Smos 'space chopper' returns first global maps
- Published
Europe's Smos mission is slowly but surely meeting the challenge of measuring soil moisture and ocean salinity from space.
The satellite, launched late last year, is attempting to make global maps of these two important parameters using an innovative detection technique.
Its sole instrument, an 8m-wide interferometric radiometer, gives Smos the look of a "space chopper".
But the satellite's early data would indicate its approach is effective.
Mission scientists presented some of the first global maps at the European Space Agency's Living Planet Symposium here in Norway's second city.
Such data is expected eventually to have wide application, informing climate studies, weather forecasts and warnings of extreme events, such as flooding.
The map shown at the top of this page illustrates the wetness of soils worldwide.
"It comes from three days of Smos observations made last week. Blue is dry and red is wet," says Dr Yann Kerr, one of the mission's two principal investigators.
"Where it is white, it's because we were not able to do a retrieval. These are places like the Amazon Forest where we are not quite confident yet about the results, or there's interference, or bias because we have snow, such as over the Himalayas," the Cesbio, Toulouse, researcher told BBC News.

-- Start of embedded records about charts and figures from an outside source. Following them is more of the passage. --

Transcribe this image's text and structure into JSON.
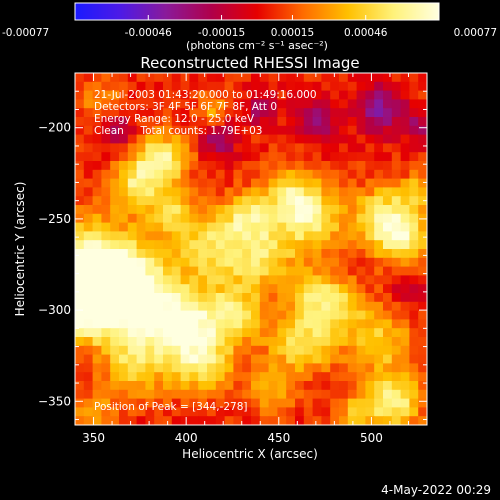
{
  "colorbar": {
    "ticks": [
      "-0.00077",
      "-0.00046",
      "-0.00015",
      "0.00015",
      "0.00046",
      "0.00077"
    ],
    "tick_values": [
      -0.00077,
      -0.00046,
      -0.00015,
      0.00015,
      0.00046,
      0.00077
    ],
    "units": "(photons cm⁻² s⁻¹ asec⁻²)",
    "range": [
      -0.00077,
      0.00077
    ],
    "colors": [
      "#1a1aff",
      "#4d1ae6",
      "#8a1a9a",
      "#b0004a",
      "#e60000",
      "#ff6a00",
      "#ffc000",
      "#fff27a",
      "#ffffe0"
    ]
  },
  "title": "Reconstructed RHESSI Image",
  "info": {
    "line1": "21-Jul-2003 01:43:20.000 to 01:49:16.000",
    "line2": "Detectors: 3F 4F 5F 6F 7F 8F, Att 0",
    "line3": "Energy Range: 12.0 - 25.0 keV",
    "line4": "Clean     Total counts: 1.79E+03"
  },
  "peak_label": "Position of Peak = [344,-278]",
  "timestamp": "4-May-2022 00:29",
  "chart_data": {
    "type": "heatmap",
    "title": "Reconstructed RHESSI Image",
    "xlabel": "Heliocentric X (arcsec)",
    "ylabel": "Heliocentric Y (arcsec)",
    "xlim": [
      340,
      530
    ],
    "ylim": [
      -363,
      -170
    ],
    "x_ticks": [
      350,
      400,
      450,
      500
    ],
    "y_ticks": [
      -200,
      -250,
      -300,
      -350
    ],
    "x_tick_labels": [
      "350",
      "400",
      "450",
      "500"
    ],
    "y_tick_labels": [
      "−200",
      "−250",
      "−300",
      "−350"
    ],
    "peak_position": [
      344,
      -278
    ],
    "z_range": [
      -0.00077,
      0.00077
    ],
    "grid": false,
    "blobs": [
      {
        "x": 350,
        "y": -278,
        "s": 18,
        "a": 1.0
      },
      {
        "x": 372,
        "y": -292,
        "s": 16,
        "a": 0.85
      },
      {
        "x": 346,
        "y": -300,
        "s": 12,
        "a": 0.7
      },
      {
        "x": 386,
        "y": -218,
        "s": 10,
        "a": 0.8
      },
      {
        "x": 372,
        "y": -232,
        "s": 9,
        "a": 0.55
      },
      {
        "x": 392,
        "y": -246,
        "s": 9,
        "a": 0.5
      },
      {
        "x": 412,
        "y": -266,
        "s": 12,
        "a": 0.55
      },
      {
        "x": 440,
        "y": -268,
        "s": 14,
        "a": 0.6
      },
      {
        "x": 468,
        "y": -250,
        "s": 12,
        "a": 0.65
      },
      {
        "x": 455,
        "y": -236,
        "s": 10,
        "a": 0.55
      },
      {
        "x": 432,
        "y": -248,
        "s": 9,
        "a": 0.5
      },
      {
        "x": 508,
        "y": -250,
        "s": 12,
        "a": 0.75
      },
      {
        "x": 518,
        "y": -262,
        "s": 9,
        "a": 0.55
      },
      {
        "x": 398,
        "y": -308,
        "s": 14,
        "a": 0.8
      },
      {
        "x": 426,
        "y": -302,
        "s": 12,
        "a": 0.55
      },
      {
        "x": 372,
        "y": -330,
        "s": 12,
        "a": 0.5
      },
      {
        "x": 408,
        "y": -330,
        "s": 12,
        "a": 0.55
      },
      {
        "x": 462,
        "y": -318,
        "s": 12,
        "a": 0.6
      },
      {
        "x": 482,
        "y": -300,
        "s": 11,
        "a": 0.5
      },
      {
        "x": 470,
        "y": -290,
        "s": 9,
        "a": 0.45
      },
      {
        "x": 505,
        "y": -318,
        "s": 12,
        "a": 0.5
      },
      {
        "x": 512,
        "y": -350,
        "s": 10,
        "a": 0.75
      },
      {
        "x": 492,
        "y": -356,
        "s": 8,
        "a": 0.4
      },
      {
        "x": 445,
        "y": -345,
        "s": 9,
        "a": 0.35
      },
      {
        "x": 350,
        "y": -356,
        "s": 7,
        "a": 0.4
      },
      {
        "x": 355,
        "y": -188,
        "s": 8,
        "a": 0.35
      },
      {
        "x": 415,
        "y": -190,
        "s": 6,
        "a": 0.35
      },
      {
        "x": 525,
        "y": -235,
        "s": 6,
        "a": 0.4
      },
      {
        "x": 470,
        "y": -195,
        "s": 8,
        "a": -0.5
      },
      {
        "x": 505,
        "y": -190,
        "s": 9,
        "a": -0.55
      },
      {
        "x": 362,
        "y": -200,
        "s": 7,
        "a": -0.45
      },
      {
        "x": 418,
        "y": -206,
        "s": 7,
        "a": -0.45
      },
      {
        "x": 440,
        "y": -190,
        "s": 6,
        "a": -0.4
      },
      {
        "x": 525,
        "y": -200,
        "s": 6,
        "a": -0.35
      },
      {
        "x": 520,
        "y": -290,
        "s": 6,
        "a": -0.3
      }
    ]
  }
}
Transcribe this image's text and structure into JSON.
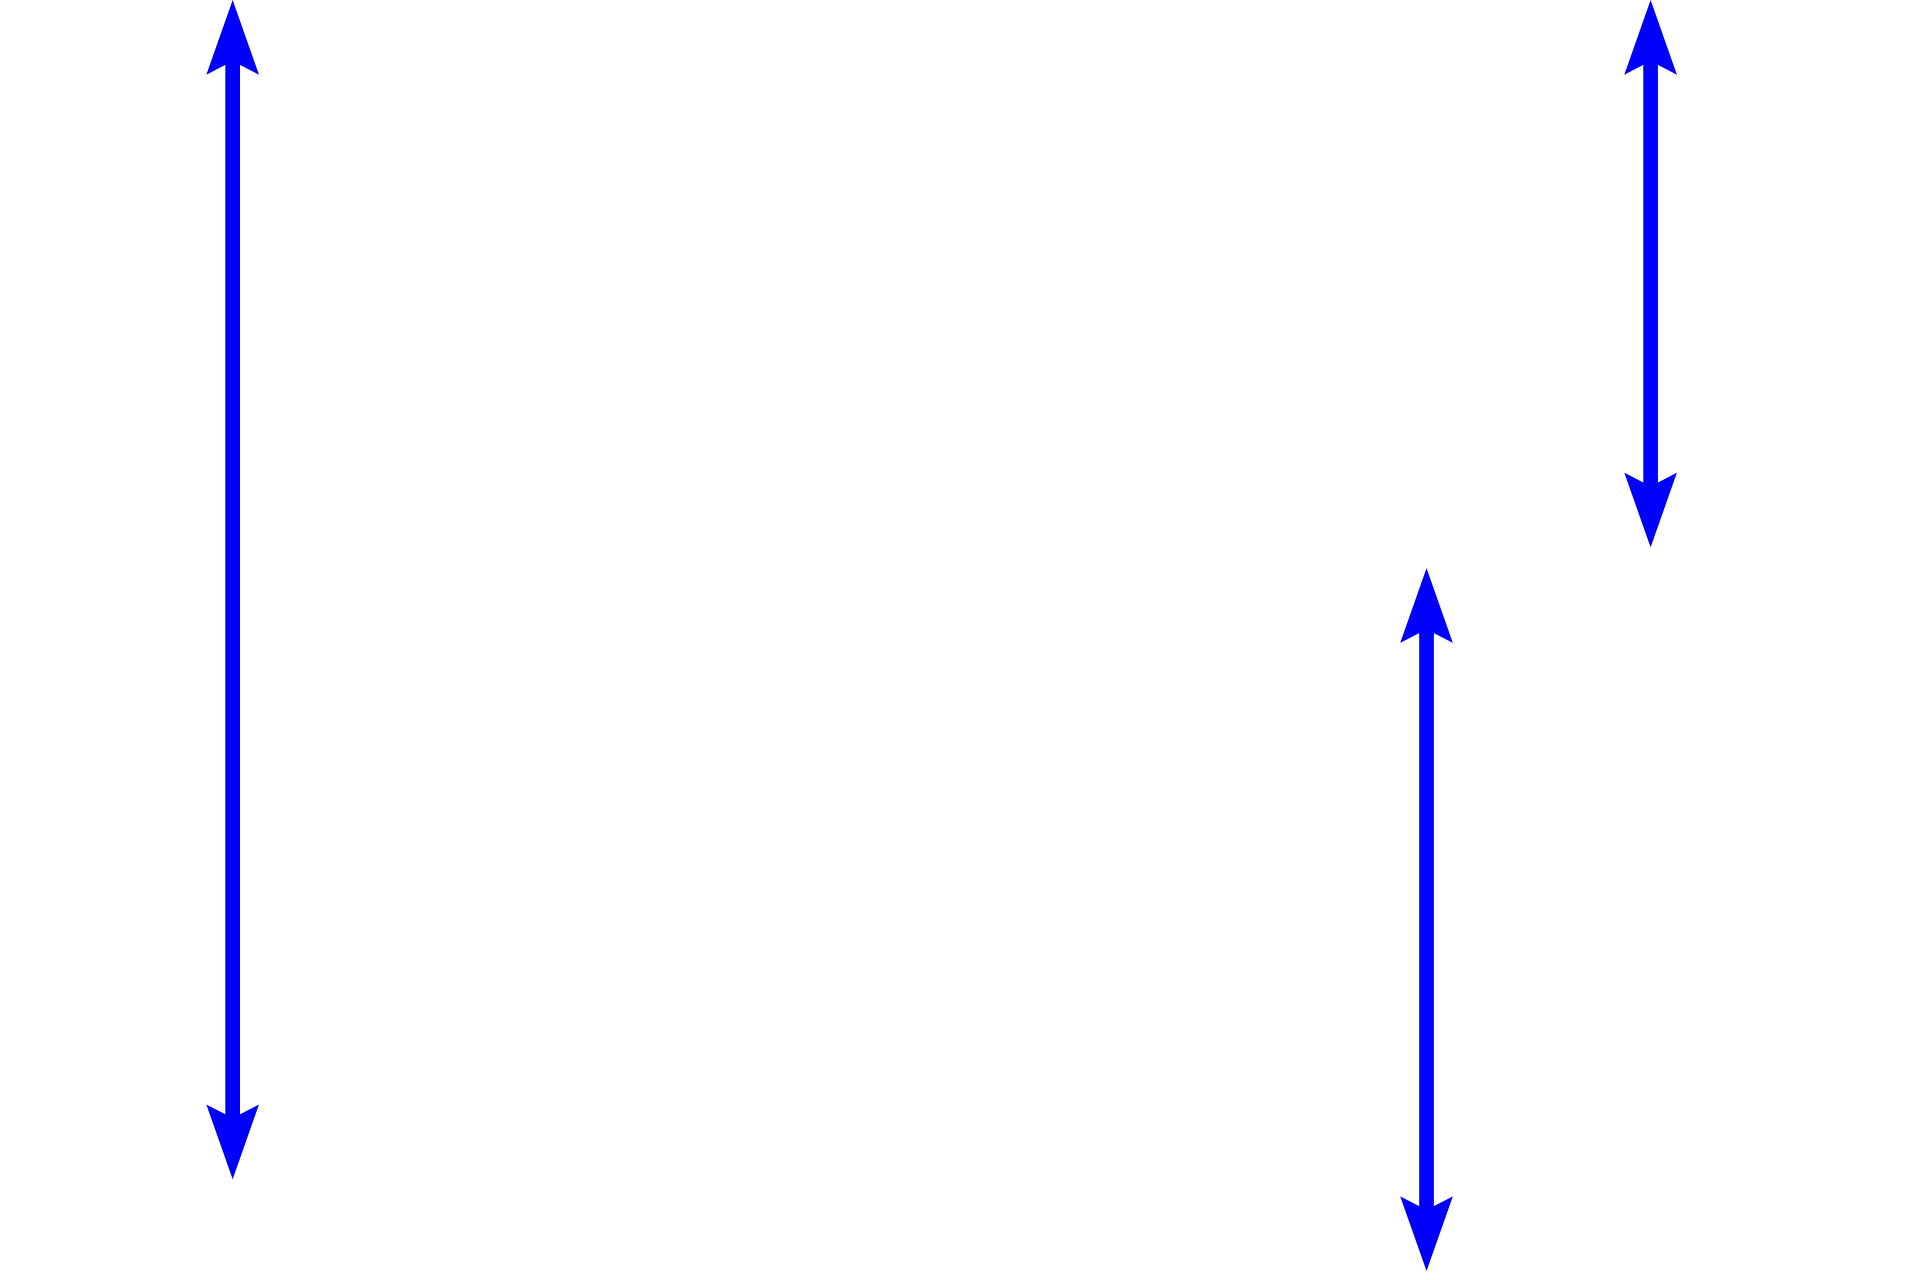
{
  "diagram": {
    "background": "#ffffff",
    "arrow_color": "#0000ff",
    "arrows": [
      {
        "name": "left-long-double-arrow",
        "style": "double-headed"
      },
      {
        "name": "top-right-double-arrow",
        "style": "double-headed"
      },
      {
        "name": "bottom-right-double-arrow",
        "style": "double-headed"
      }
    ]
  }
}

The Esa satellite's radiometer works by measuring the natural emission of microwaves coming up off the planet's surface. Variations in the sogginess of the soil or the saltiness of the oceans will modify this signal.
The amount of water retained in soils tends to range from about 5% to about 45-50%. At more than 50%, the ground becomes water-logged and any excess liquid will simply run off.

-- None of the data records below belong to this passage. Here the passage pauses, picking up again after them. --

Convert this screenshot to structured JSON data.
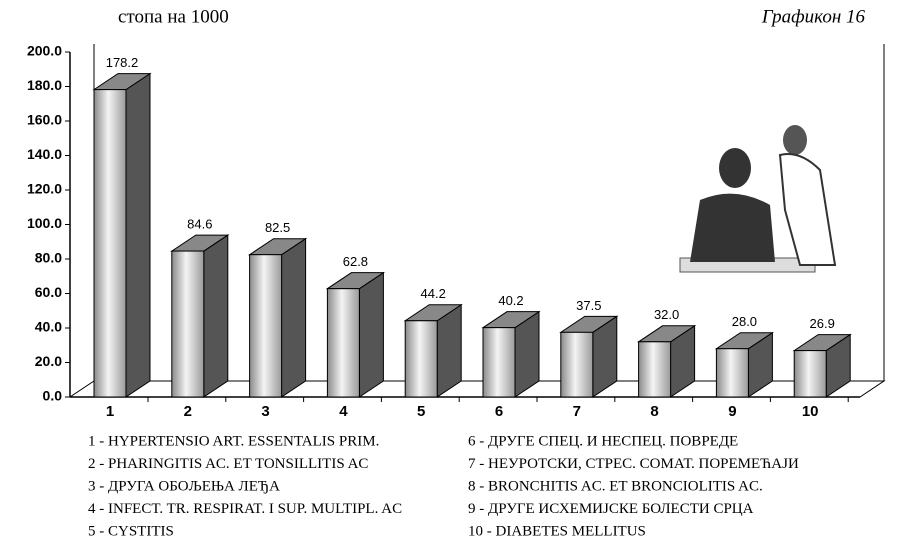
{
  "chart_data": {
    "type": "bar3d",
    "subtitle": "стопа на 1000",
    "title": "Графикон 16",
    "categories": [
      "1",
      "2",
      "3",
      "4",
      "5",
      "6",
      "7",
      "8",
      "9",
      "10"
    ],
    "values": [
      178.2,
      84.6,
      82.5,
      62.8,
      44.2,
      40.2,
      37.5,
      32.0,
      28.0,
      26.9
    ],
    "value_labels": [
      "178.2",
      "84.6",
      "82.5",
      "62.8",
      "44.2",
      "40.2",
      "37.5",
      "32.0",
      "28.0",
      "26.9"
    ],
    "color": "#a8a8a8",
    "ylim": [
      0,
      200
    ],
    "yticks": [
      {
        "value": 0,
        "label": "0.0"
      },
      {
        "value": 20,
        "label": "20.0"
      },
      {
        "value": 40,
        "label": "40.0"
      },
      {
        "value": 60,
        "label": "60.0"
      },
      {
        "value": 80,
        "label": "80.0"
      },
      {
        "value": 100,
        "label": "100.0"
      },
      {
        "value": 120,
        "label": "120.0"
      },
      {
        "value": 140,
        "label": "140.0"
      },
      {
        "value": 160,
        "label": "160.0"
      },
      {
        "value": 180,
        "label": "180.0"
      },
      {
        "value": 200,
        "label": "200.0"
      }
    ],
    "category_descriptions": [
      "1 - HYPERTENSIO ART. ESSENTALIS PRIM.",
      "2 - PHARINGITIS AC. ET TONSILLITIS AC",
      "3 - ДРУГА ОБОЉЕЊА ЛЕЂА",
      "4 - INFECT. TR. RESPIRAT. I SUP. MULTIPL. AC",
      "5 - CYSTITIS",
      "6 - ДРУГЕ СПЕЦ. И НЕСПЕЦ. ПОВРЕДЕ",
      "7 - НЕУРОТСКИ, СТРЕС. СОМАТ. ПОРЕМЕЋАЈИ",
      "8 - BRONCHITIS AC. ET BRONCIOLITIS AC.",
      "9 - ДРУГЕ ИСХЕМИЈСКЕ БОЛЕСТИ СРЦА",
      "10 - DIABETES MELLITUS"
    ]
  }
}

Smos aims to see steps of about 4% on this range across 50km-wide segments of the Earth's surface. This should enable it to determine about 10 or 11 classes of soil moisture.
But this endeavour has been frustrated in many parts of the globe by interference from man-made emitters which bleed into the Smos frequencies and blind the instrument. These sources include military radars, radio links and TV masts.
The natural signal has been polluted across great swathes of Europe, Africa, the Middle East and the Far East. Embarrassingly, Spain, which is a key partner on Smos, was found to have some of the worst interference.
Indeed, a project in the Valencia area to "ground truth" Smos data by comparing it with physical soil and seawater samples was delayed by the problem. Some of the interference was traced to a wi-fi network around the city hall.
But this issue is gradually being addressed by getting transgressors to switch off their equipment. The Smos data processors are also learning tricks to "clean" the signal.
Good progress was reported in Bergen, too, on the acquisition of ocean salinity data. In some ways, the task of measuring this parameter is even more challenging.
Although the salt content of water can range up to more than 30% (the Dead Sea), typical values in the oceans tend to be in a tight band around 3-3.5%. Smos is aiming to see steps of 0.01-0.02%, averaged monthly, at a scale of 200km.
This page shows a Smos image of freshwater emerging from the Amazon River and mixing with the Atlantic.
"You see the outflow from the Amazon," said Dr Kerr. "This is March, and so at this time of year the outflow moves north. Orange is normal seawater, yellow is less salty, and blue is the plume from the Amazon."
The Smos data is a good match with the modelled dispersion built from information acquired by the Argo buoy system which directly samples ocean salinity.
The European spacecraft is still in its commissioning phase. Some of the first, fully processed data will be distributed next week to science teams most closely connected with the mission.
A wider release to the scientific community should occur in September.